I really wasn’t expecting Happy Home Ed to make me look so differently at my own experience at school, but it did. I was good at school: top sets, solid attendance, decent marks and a total goody two shoes, but I actually hated it most of the time and that was normal for me and my friends. Everything I did in lessons and in homework was driven by a fear of failing, of disappointing, my teachers, my mum and myself and I have to admit, that’s something that’s stuck with me into adulthood. So has the idea of having to buck up and get on with doing things I hate and that have no value to me – it’s a rite of passage, surely? Happy Home Ed challenged that idea for me and made me rethink my whole school experience. I suddenly realised that, with a few exceptions, I learned to achieve rather than learning to learn up until university when I chose to learn.

I stopped doing art after GCSE because an art exam is two solid school days of painting in silence and it wasn’t fun anymore. I didn’t pursue history into A-level because all we did was memorise figures and stats (and all about the wars, every. single. year.) for brutal exams.
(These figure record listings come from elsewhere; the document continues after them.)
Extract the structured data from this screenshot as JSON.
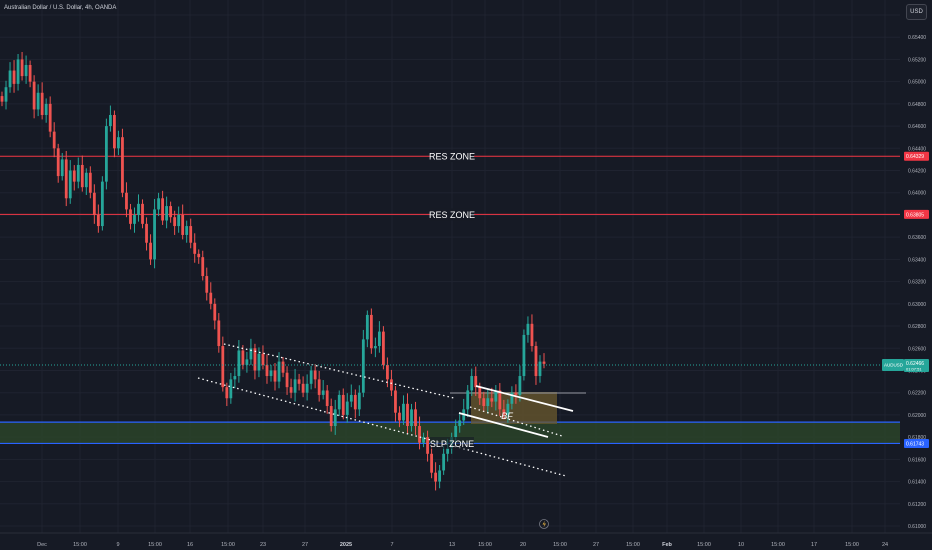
{
  "header": {
    "title": "Australian Dollar / U.S. Dollar, 4h, OANDA",
    "currency_button": "USD"
  },
  "colors": {
    "background": "#161a25",
    "up": "#26a69a",
    "down": "#ef5350",
    "resistance_line": "#f23645",
    "support_line": "#2962ff",
    "zone_fill": "#2e4a2a",
    "box_fill": "#6b5a2e",
    "channel": "#ffffff",
    "current_price": "#26a69a"
  },
  "chart_data": {
    "type": "candlestick",
    "symbol": "AUDUSD",
    "interval": "4h",
    "ylim": [
      0.61,
      0.656
    ],
    "y_ticks": [
      "0.65600",
      "0.65400",
      "0.65200",
      "0.65000",
      "0.64800",
      "0.64600",
      "0.64400",
      "0.64200",
      "0.64000",
      "0.63800",
      "0.63600",
      "0.63400",
      "0.63200",
      "0.63000",
      "0.62800",
      "0.62600",
      "0.62400",
      "0.62200",
      "0.62000",
      "0.61800",
      "0.61600",
      "0.61400",
      "0.61200",
      "0.61000"
    ],
    "x_ticks": [
      "Dec",
      "15:00",
      "9",
      "15:00",
      "16",
      "15:00",
      "23",
      "27",
      "2025",
      "7",
      "13",
      "15:00",
      "20",
      "15:00",
      "27",
      "15:00",
      "Feb",
      "15:00",
      "10",
      "15:00",
      "17",
      "15:00",
      "24"
    ],
    "closes": [
      0.6482,
      0.6495,
      0.651,
      0.6498,
      0.652,
      0.6505,
      0.6515,
      0.65,
      0.6475,
      0.649,
      0.647,
      0.648,
      0.6455,
      0.644,
      0.6415,
      0.643,
      0.6395,
      0.642,
      0.641,
      0.6425,
      0.6405,
      0.6418,
      0.64,
      0.638,
      0.637,
      0.641,
      0.646,
      0.647,
      0.644,
      0.645,
      0.64,
      0.6385,
      0.6372,
      0.638,
      0.639,
      0.6372,
      0.6355,
      0.634,
      0.6385,
      0.6395,
      0.6375,
      0.6388,
      0.6378,
      0.637,
      0.638,
      0.6362,
      0.637,
      0.6355,
      0.6345,
      0.6342,
      0.6325,
      0.631,
      0.63,
      0.6285,
      0.6262,
      0.6225,
      0.6215,
      0.6232,
      0.6235,
      0.6258,
      0.6245,
      0.625,
      0.626,
      0.624,
      0.6255,
      0.6245,
      0.6235,
      0.624,
      0.623,
      0.6248,
      0.6238,
      0.6225,
      0.622,
      0.6232,
      0.6228,
      0.622,
      0.6228,
      0.624,
      0.6232,
      0.6218,
      0.6222,
      0.6208,
      0.619,
      0.6205,
      0.6218,
      0.62,
      0.6212,
      0.6218,
      0.6205,
      0.622,
      0.6268,
      0.629,
      0.626,
      0.6262,
      0.6275,
      0.6245,
      0.6232,
      0.6222,
      0.6202,
      0.6195,
      0.621,
      0.619,
      0.6205,
      0.619,
      0.6175,
      0.618,
      0.6165,
      0.6148,
      0.614,
      0.615,
      0.6165,
      0.617,
      0.618,
      0.619,
      0.6195,
      0.6205,
      0.6222,
      0.6235,
      0.6225,
      0.6215,
      0.6208,
      0.6215,
      0.6212,
      0.6222,
      0.6205,
      0.62,
      0.621,
      0.622,
      0.6218,
      0.6235,
      0.6272,
      0.6282,
      0.6262,
      0.6235,
      0.6248,
      0.6246
    ],
    "resistance_zones": [
      {
        "label": "RES ZONE",
        "price": 0.64329,
        "axis_label": "0.64329"
      },
      {
        "label": "RES ZONE",
        "price": 0.63805,
        "axis_label": "0.63805"
      }
    ],
    "support_zone": {
      "label": "SLP ZONE",
      "upper": 0.61935,
      "lower": 0.61743,
      "axis_label": "0.61743"
    },
    "current_price": {
      "symbol": "AUDUSD",
      "value": "0.62466",
      "countdown": "01:07:51"
    },
    "annotations": [
      {
        "text": "BF"
      }
    ]
  }
}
I continued with the sciences because I was good at them and they were a respectable career. I was pushed not to take English Lit at A-level because I was doing the sciences too, and I nearly didn’t. I can’t even imagine what I would have done without it – that class got me through the day at college, became my degree and is basically still my life.

Even if you aren’t considering home ed, this is still very much worth a read. So interesting!